Focus narrows after UK drops 6 of 8 games

Minutes after UK’s loss to Louisville last Saturday, senior guard Ramel Bradley said the Cats needed to put it behind them and get ready for conference play — “a clean slate,” Bradley called it.

The loss gave UK (6-7) a losing record heading into Southeastern Conference play for the first time since 1988-89. That year — former coach Rick Pitino’s first at UK — the Cats finished 14-14 and were ineligible for post-season play because of probation. Should UK finish at .500 or slightly better this season, it would miss the NCAA tournament for the first time since 1991.

With the Cats fighting for their postseason lives, here are four key areas they might focus on to make a run in the SEC:

n  Do the “little things.” Opponents won the rebounding edge in six of the Cats’ seven losses. In those seven games, UK grabbed 37 less rebounds than its opponents, and rebounding has been a sore spot for Billy Gillispie all season.

On top of that, the Cats have turned the ball over 24 more times than opponents, and in five of seven losses, UK has given the ball away more than the opponent. At minus-2.23, the Cats have the worst turnover margin in the SEC.

“We have to become a much tougher team,” Gillispie said after the loss to Louisville. “We have to become a much better defensive team and we have to start getting some loose balls.”

n Expanding options beyond Patterson.
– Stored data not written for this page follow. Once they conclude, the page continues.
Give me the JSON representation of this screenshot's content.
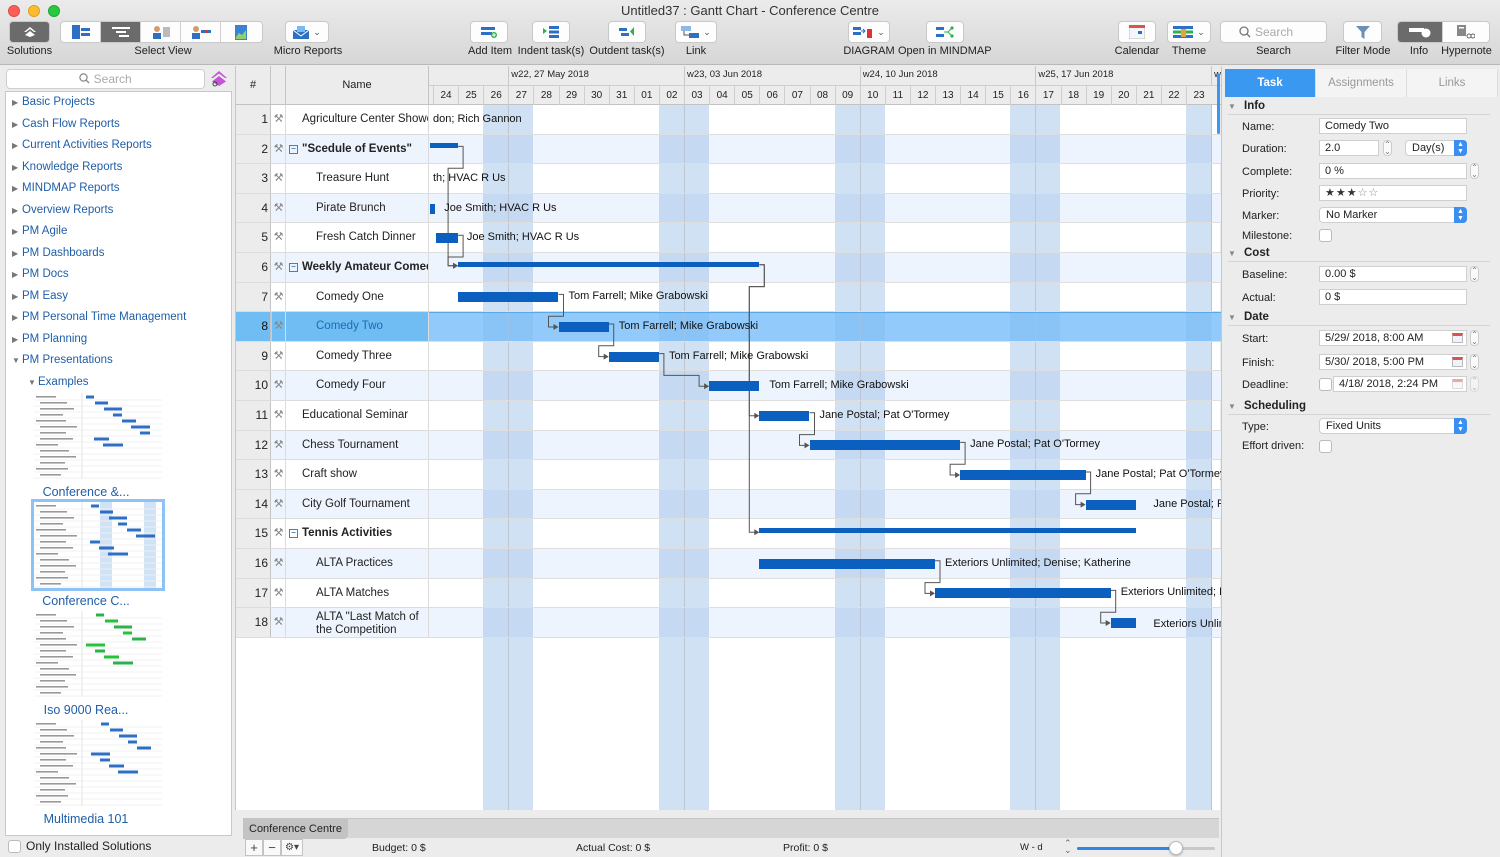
{
  "window": {
    "title": "Untitled37 : Gantt Chart - Conference Centre"
  },
  "toolbar": {
    "solutions": "Solutions",
    "select_view": "Select View",
    "micro_reports": "Micro Reports",
    "add_item": "Add Item",
    "indent": "Indent task(s)",
    "outdent": "Outdent task(s)",
    "link": "Link",
    "diagram": "DIAGRAM",
    "open_mindmap": "Open in MINDMAP",
    "calendar": "Calendar",
    "theme": "Theme",
    "search_placeholder": "Search",
    "search_label": "Search",
    "filter_mode": "Filter Mode",
    "info": "Info",
    "hypernote": "Hypernote"
  },
  "sidebar": {
    "search_placeholder": "Search",
    "items": [
      {
        "label": "Basic Projects",
        "expanded": false
      },
      {
        "label": "Cash Flow Reports",
        "expanded": false
      },
      {
        "label": "Current Activities Reports",
        "expanded": false
      },
      {
        "label": "Knowledge Reports",
        "expanded": false
      },
      {
        "label": "MINDMAP Reports",
        "expanded": false
      },
      {
        "label": "Overview Reports",
        "expanded": false
      },
      {
        "label": "PM Agile",
        "expanded": false
      },
      {
        "label": "PM Dashboards",
        "expanded": false
      },
      {
        "label": "PM Docs",
        "expanded": false
      },
      {
        "label": "PM Easy",
        "expanded": false
      },
      {
        "label": "PM Personal Time Management",
        "expanded": false
      },
      {
        "label": "PM Planning",
        "expanded": false
      },
      {
        "label": "PM Presentations",
        "expanded": true
      }
    ],
    "subfolder": "Examples",
    "thumbnails": [
      {
        "label": "Conference &...",
        "selected": false
      },
      {
        "label": "Conference C...",
        "selected": true
      },
      {
        "label": "Iso 9000 Rea...",
        "selected": false
      },
      {
        "label": "Multimedia 101",
        "selected": false
      }
    ],
    "footer_checkbox": "Only Installed Solutions"
  },
  "gantt": {
    "col_num": "#",
    "col_name": "Name",
    "weeks": [
      "w22, 27 May 2018",
      "w23, 03 Jun 2018",
      "w24, 10 Jun 2018",
      "w25, 17 Jun 2018",
      "w"
    ],
    "days": [
      "24",
      "25",
      "26",
      "27",
      "28",
      "29",
      "30",
      "31",
      "01",
      "02",
      "03",
      "04",
      "05",
      "06",
      "07",
      "08",
      "09",
      "10",
      "11",
      "12",
      "13",
      "14",
      "15",
      "16",
      "17",
      "18",
      "19",
      "20",
      "21",
      "22",
      "23"
    ],
    "weekend_day_indices": [
      2,
      3,
      9,
      10,
      16,
      17,
      23,
      24,
      30
    ],
    "rows": [
      {
        "num": "1",
        "name": "Agriculture Center  Showcase",
        "bold": false,
        "indent": 0,
        "collapsible": false,
        "bar": null,
        "resources": "don; Rich Gannon",
        "res_day": 0.0
      },
      {
        "num": "2",
        "name": "\"Scedule of Events\"",
        "bold": true,
        "indent": 0,
        "collapsible": true,
        "bar": {
          "start": -0.1,
          "end": 1.0,
          "summary": true
        },
        "resources": "",
        "res_day": null
      },
      {
        "num": "3",
        "name": "Treasure Hunt",
        "bold": false,
        "indent": 1,
        "collapsible": false,
        "bar": null,
        "resources": "th; HVAC R Us",
        "res_day": 0.0
      },
      {
        "num": "4",
        "name": "Pirate Brunch",
        "bold": false,
        "indent": 1,
        "collapsible": false,
        "bar": {
          "start": -0.1,
          "end": 0.08,
          "summary": false
        },
        "resources": "Joe Smith; HVAC R Us",
        "res_day": 0.45
      },
      {
        "num": "5",
        "name": "Fresh Catch Dinner",
        "bold": false,
        "indent": 1,
        "collapsible": false,
        "bar": {
          "start": 0.1,
          "end": 1.0,
          "summary": false
        },
        "resources": "Joe Smith; HVAC R Us",
        "res_day": 1.35
      },
      {
        "num": "6",
        "name": "Weekly Amateur Comedy",
        "bold": true,
        "indent": 0,
        "collapsible": true,
        "bar": {
          "start": 1.0,
          "end": 13.0,
          "summary": true
        },
        "resources": "",
        "res_day": null
      },
      {
        "num": "7",
        "name": "Comedy One",
        "bold": false,
        "indent": 1,
        "collapsible": false,
        "bar": {
          "start": 1.0,
          "end": 5.0,
          "summary": false
        },
        "resources": "Tom Farrell; Mike Grabowski",
        "res_day": 5.4
      },
      {
        "num": "8",
        "name": "Comedy Two",
        "bold": false,
        "indent": 1,
        "collapsible": false,
        "bar": {
          "start": 5.0,
          "end": 7.0,
          "summary": false
        },
        "resources": "Tom Farrell; Mike Grabowski",
        "res_day": 7.4,
        "selected": true
      },
      {
        "num": "9",
        "name": "Comedy Three",
        "bold": false,
        "indent": 1,
        "collapsible": false,
        "bar": {
          "start": 7.0,
          "end": 9.0,
          "summary": false
        },
        "resources": "Tom Farrell; Mike Grabowski",
        "res_day": 9.4
      },
      {
        "num": "10",
        "name": "Comedy Four",
        "bold": false,
        "indent": 1,
        "collapsible": false,
        "bar": {
          "start": 11.0,
          "end": 13.0,
          "summary": false
        },
        "resources": "Tom Farrell; Mike Grabowski",
        "res_day": 13.4
      },
      {
        "num": "11",
        "name": "Educational Seminar",
        "bold": false,
        "indent": 0,
        "collapsible": false,
        "bar": {
          "start": 13.0,
          "end": 15.0,
          "summary": false
        },
        "resources": "Jane Postal; Pat O'Tormey",
        "res_day": 15.4
      },
      {
        "num": "12",
        "name": "Chess Tournament",
        "bold": false,
        "indent": 0,
        "collapsible": false,
        "bar": {
          "start": 15.0,
          "end": 21.0,
          "summary": false
        },
        "resources": "Jane Postal; Pat O'Tormey",
        "res_day": 21.4
      },
      {
        "num": "13",
        "name": "Craft show",
        "bold": false,
        "indent": 0,
        "collapsible": false,
        "bar": {
          "start": 21.0,
          "end": 26.0,
          "summary": false
        },
        "resources": "Jane Postal; Pat O'Tormey",
        "res_day": 26.4
      },
      {
        "num": "14",
        "name": "City Golf Tournament",
        "bold": false,
        "indent": 0,
        "collapsible": false,
        "bar": {
          "start": 26.0,
          "end": 28.0,
          "summary": false
        },
        "resources": "Jane Postal; Pa",
        "res_day": 28.7
      },
      {
        "num": "15",
        "name": "Tennis Activities",
        "bold": true,
        "indent": 0,
        "collapsible": true,
        "bar": {
          "start": 13.0,
          "end": 28.0,
          "summary": true
        },
        "resources": "",
        "res_day": null
      },
      {
        "num": "16",
        "name": "ALTA Practices",
        "bold": false,
        "indent": 1,
        "collapsible": false,
        "bar": {
          "start": 13.0,
          "end": 20.0,
          "summary": false
        },
        "resources": "Exteriors Unlimited; Denise; Katherine",
        "res_day": 20.4
      },
      {
        "num": "17",
        "name": "ALTA Matches",
        "bold": false,
        "indent": 1,
        "collapsible": false,
        "bar": {
          "start": 20.0,
          "end": 27.0,
          "summary": false
        },
        "resources": "Exteriors Unlimited; D",
        "res_day": 27.4
      },
      {
        "num": "18",
        "name": "ALTA \"Last Match of the Competition",
        "bold": false,
        "indent": 1,
        "collapsible": false,
        "bar": {
          "start": 27.0,
          "end": 28.0,
          "summary": false
        },
        "resources": "Exteriors Unlimi",
        "res_day": 28.7,
        "tall": true
      }
    ],
    "links": [
      [
        1,
        5
      ],
      [
        4,
        5
      ],
      [
        6,
        7
      ],
      [
        7,
        8
      ],
      [
        8,
        9
      ],
      [
        5,
        10
      ],
      [
        10,
        11
      ],
      [
        11,
        12
      ],
      [
        12,
        13
      ],
      [
        5,
        14
      ],
      [
        15,
        16
      ],
      [
        16,
        17
      ]
    ]
  },
  "bottom": {
    "sheet_tab": "Conference Centre",
    "budget": "Budget: 0 $",
    "actual_cost": "Actual Cost: 0 $",
    "profit": "Profit: 0 $",
    "scale": "W - d",
    "zoom_level": 0.72
  },
  "inspector": {
    "tabs": [
      "Task",
      "Assignments",
      "Links"
    ],
    "active_tab": "Task",
    "info_title": "Info",
    "name_label": "Name:",
    "name_value": "Comedy Two",
    "duration_label": "Duration:",
    "duration_value": "2.0",
    "duration_unit": "Day(s)",
    "complete_label": "Complete:",
    "complete_value": "0 %",
    "priority_label": "Priority:",
    "priority_value": 3,
    "priority_max": 5,
    "marker_label": "Marker:",
    "marker_value": "No Marker",
    "milestone_label": "Milestone:",
    "milestone_checked": false,
    "cost_title": "Cost",
    "baseline_label": "Baseline:",
    "baseline_value": "0.00 $",
    "actual_label": "Actual:",
    "actual_value": "0 $",
    "date_title": "Date",
    "start_label": "Start:",
    "start_value": "5/29/ 2018,  8:00 AM",
    "finish_label": "Finish:",
    "finish_value": "5/30/ 2018,  5:00 PM",
    "deadline_label": "Deadline:",
    "deadline_value": "4/18/ 2018,  2:24 PM",
    "deadline_checked": false,
    "scheduling_title": "Scheduling",
    "type_label": "Type:",
    "type_value": "Fixed Units",
    "effort_label": "Effort driven:",
    "effort_checked": false
  },
  "colors": {
    "accent": "#3b98f1",
    "bar": "#0a5fbf",
    "selection": "#a8d3fb",
    "link_text": "#1f5ea8"
  }
}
Freshman Patrick Patterson has lived up to the hype surrounding him, leading the team with 16.8 points and 8.1 rebounds a game. Patterson is also averaging more than one block per game and is shooting 62 percent from the field.

But the freshman struggled against double- and triple-teams in the Louisville game, and when he did, the UK offense went stagnant. Patterson scored just six points — his lowest since he had four in the season-opener — and UK shot just 41.1 percent from the field, its third-worst outing of the season.

“We were kind of depending on Pat a little too much,” Crawford said. “That was one of Pat’s first bad games all year. We’re still confident in him; he’s one of the best players for us.”

n  Better guard play. On paper, UK guards seem to be having solid seasons. Crawford is second on the team in scoring (16.1) and Bradley (14.8) is third. Sophomore guard Jodie Meeks is fourth at 10.8 points per game and scored 21 points twice in his first four games back from pelvic and hip injuries.

In sophomore guard Derrick Jasper’s first three games back from injury, he’s averaged 6.3 rebounds and 3 assists per game.

But Gillispie isn’t happy with his guards, particularly Bradley and Crawford, UK’s only senior leaders.

“They had high numbers in scoring,” Gillispie said of the senior duo’s performance against Louisville, when Bradley and Crawford combined for 46 points. “But stepping up for us right now would be really running our team; getting us in the right spots every time, showing composure and leading our defense.”

n Avoid scoring droughts. Tied with Louisville early in the first half, the Cats went 6:34 without scoring. The Cardinals turned a tie into an 11-point lead during that span. UK then failed to make a field goal for more than seven minutes spanning from the end of the first and beginning of the second half. During that stretch, a one-point UK lead became a six-point deficit, and the Cats never got back ahead.

UK didn’t score in the first 4:05 against Gardner-Webb, falling behind 14-0. UK went more than three minutes without a field goal twice in the first half against North Carolina and a 4:47 drought early against Indiana gave the Hoosiers a lead they never relinquished.

UK will face several high-powered offenses in the SEC, including Vanderbilt, Tennessee and Ole Miss, that are capable of burying the Cats during long scoring droughts.

“We have to put more … offensive possessions together,” Gillispie said. “We haven’t done a good job of getting that done.”